Fifteen years later, the whole experience is still seared into my memory. I haven’t been to the national September 11 Memorial, but I think I will - someday.

People still ask about that day and if I was scared and how I prepared to go there, and in hindsight, I surely was scared. I think it’s not that complex or profound: I’m a physician, an ER physician, and people needed help. It’s just what we do.

Maulik Trivedi

Maulik M. Trivedi, MD, FACEP, is the director of the department of emergency medicine at Hackettstown Medical Center in Hackettstown, N.J. He received his undergraduate degree from Bucknell University and his medical degree from Howard University College of Medicine, Washington D.C. He completed his emergency medicine residency at Morristown Medical Center, Morristown, N.J.

Powerful words, brother, and it humbles me to know you as a friend.
9/12/2016 5:22:32 PM

Dan Rizzo
Thank you for posting this wife was on the 77th floor of the north tower.
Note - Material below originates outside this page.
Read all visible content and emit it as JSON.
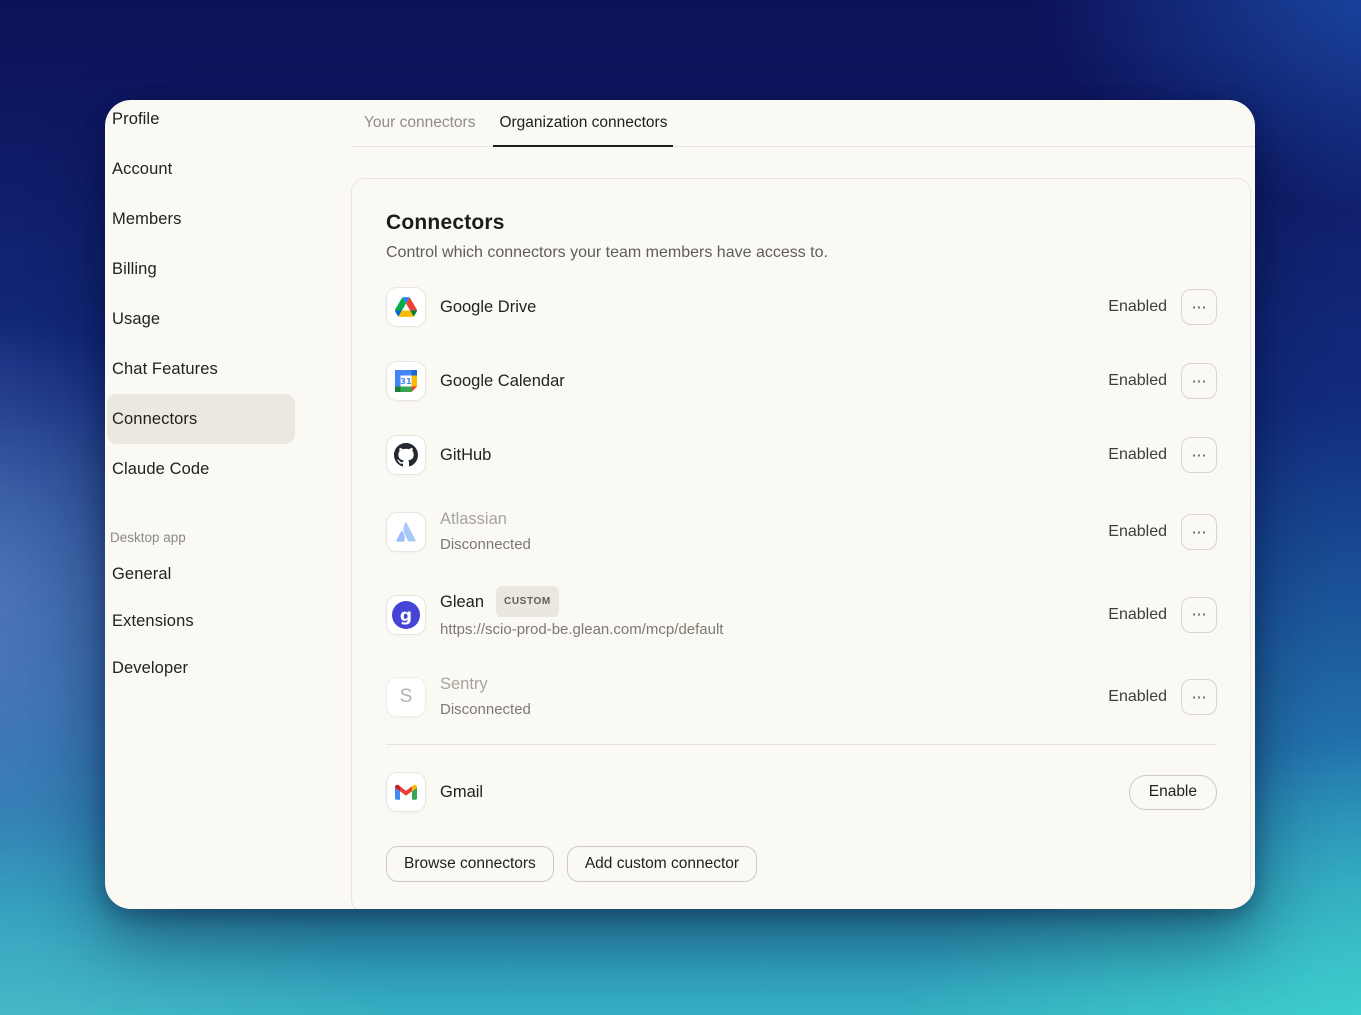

By Gods grace and the help of a stranger(at the time), she got out 90 seconds before the building came down on top of them. Thankfully they were huddled inside an electronics store and survived. She still struggles with her PTSD to this day, but she is the strongest woman I have ever met, and never gives up the fight. The scars will always be there, and some of the pain may never be totally alleviated, but all we can do is look ahead and be thankful for what we have. So many people lost more than we can ever imagine. Thank you again for sharing this and for all you did during that horrible time.